Paul returned home in early May, and the remaining five of us set out again in perfect weather on May 14. Our spirits plummeted when we arrived at Camp I to find that one tent had blown away, but we found it intact down a crevasse about 400 meters below camp. Conditions above the rock band were much improved, and we made good progress climbing alpine-style and pitching camps at 7400 meters and 7800 meters just beneath the Croissant rock.

Summit day dawned crisp and clear, and we left high camp between 4:30 and 5 a.m. We were distressed to pass the bodies of two Japanese climbers, who we later discovered had died on descent from the summit two days earlier. Conditions were good, but climbing at that altitude and the prior summit attempts had taken its toll on Gary, who was forced to turn around at 8450 meters. I continued on alone, passing Jonathan, Chris and Tim on their way down from the summit.

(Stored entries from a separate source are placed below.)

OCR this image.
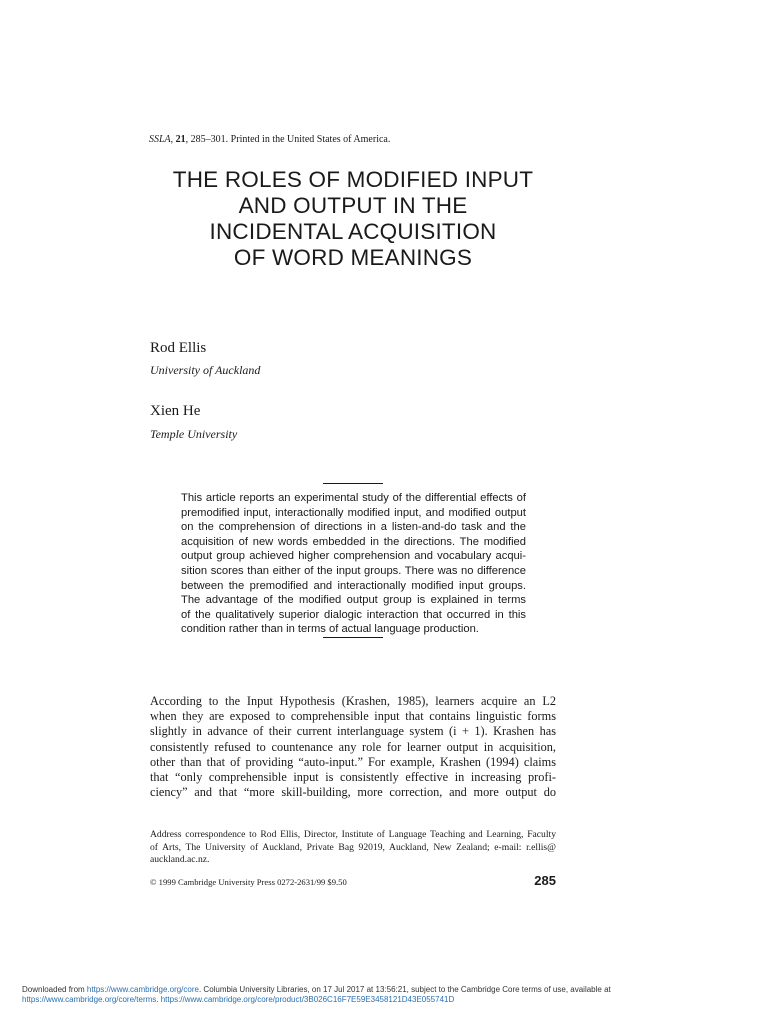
SSLA, 21, 285–301. Printed in the United States of America.
THE ROLES OF MODIFIED INPUT
AND OUTPUT IN THE
INCIDENTAL ACQUISITION
OF WORD MEANINGS
Rod Ellis
University of Auckland
Xien He
Temple University
This article reports an experimental study of the differential effects of
premodified input, interactionally modified input, and modified output
on the comprehension of directions in a listen-and-do task and the
acquisition of new words embedded in the directions. The modified
output group achieved higher comprehension and vocabulary acqui-
sition scores than either of the input groups. There was no difference
between the premodified and interactionally modified input groups.
The advantage of the modified output group is explained in terms
of the qualitatively superior dialogic interaction that occurred in this
condition rather than in terms of actual language production.
According to the Input Hypothesis (Krashen, 1985), learners acquire an L2
when they are exposed to comprehensible input that contains linguistic forms
slightly in advance of their current interlanguage system (i + 1). Krashen has
consistently refused to countenance any role for learner output in acquisition,
other than that of providing “auto-input.” For example, Krashen (1994) claims
that “only comprehensible input is consistently effective in increasing profi-
ciency” and that “more skill-building, more correction, and more output do
Address correspondence to Rod Ellis, Director, Institute of Language Teaching and Learning, Faculty
of Arts, The University of Auckland, Private Bag 92019, Auckland, New Zealand; e-mail: r.ellis@
auckland.ac.nz.
© 1999 Cambridge University Press 0272-2631/99 $9.50	285
Downloaded from https://www.cambridge.org/core. Columbia University Libraries, on 17 Jul 2017 at 13:56:21, subject to the Cambridge Core terms of use, available at
https://www.cambridge.org/core/terms. https://www.cambridge.org/core/product/3B026C16F7E59E3458121D43E055741D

On the final summit ridge, I felt small and vulnerable knowing that one false move could send me hurtling down the south face. I reached the summit at 2:20 p.m. with mixed emotions: relief and elation at having finally made it, but disappointment not to be sharing this summit with Gary. Safely back at Base Camp, the reality of our success sunk in. Four of the team had reached the summit. Chris and Tim had climbed their first 8000er. Jonathan had now climbed the world’s five highest mountains, and I’d made the first female ascent of Kangchenjunga, the last 8000-meter peak to be climbed by a woman.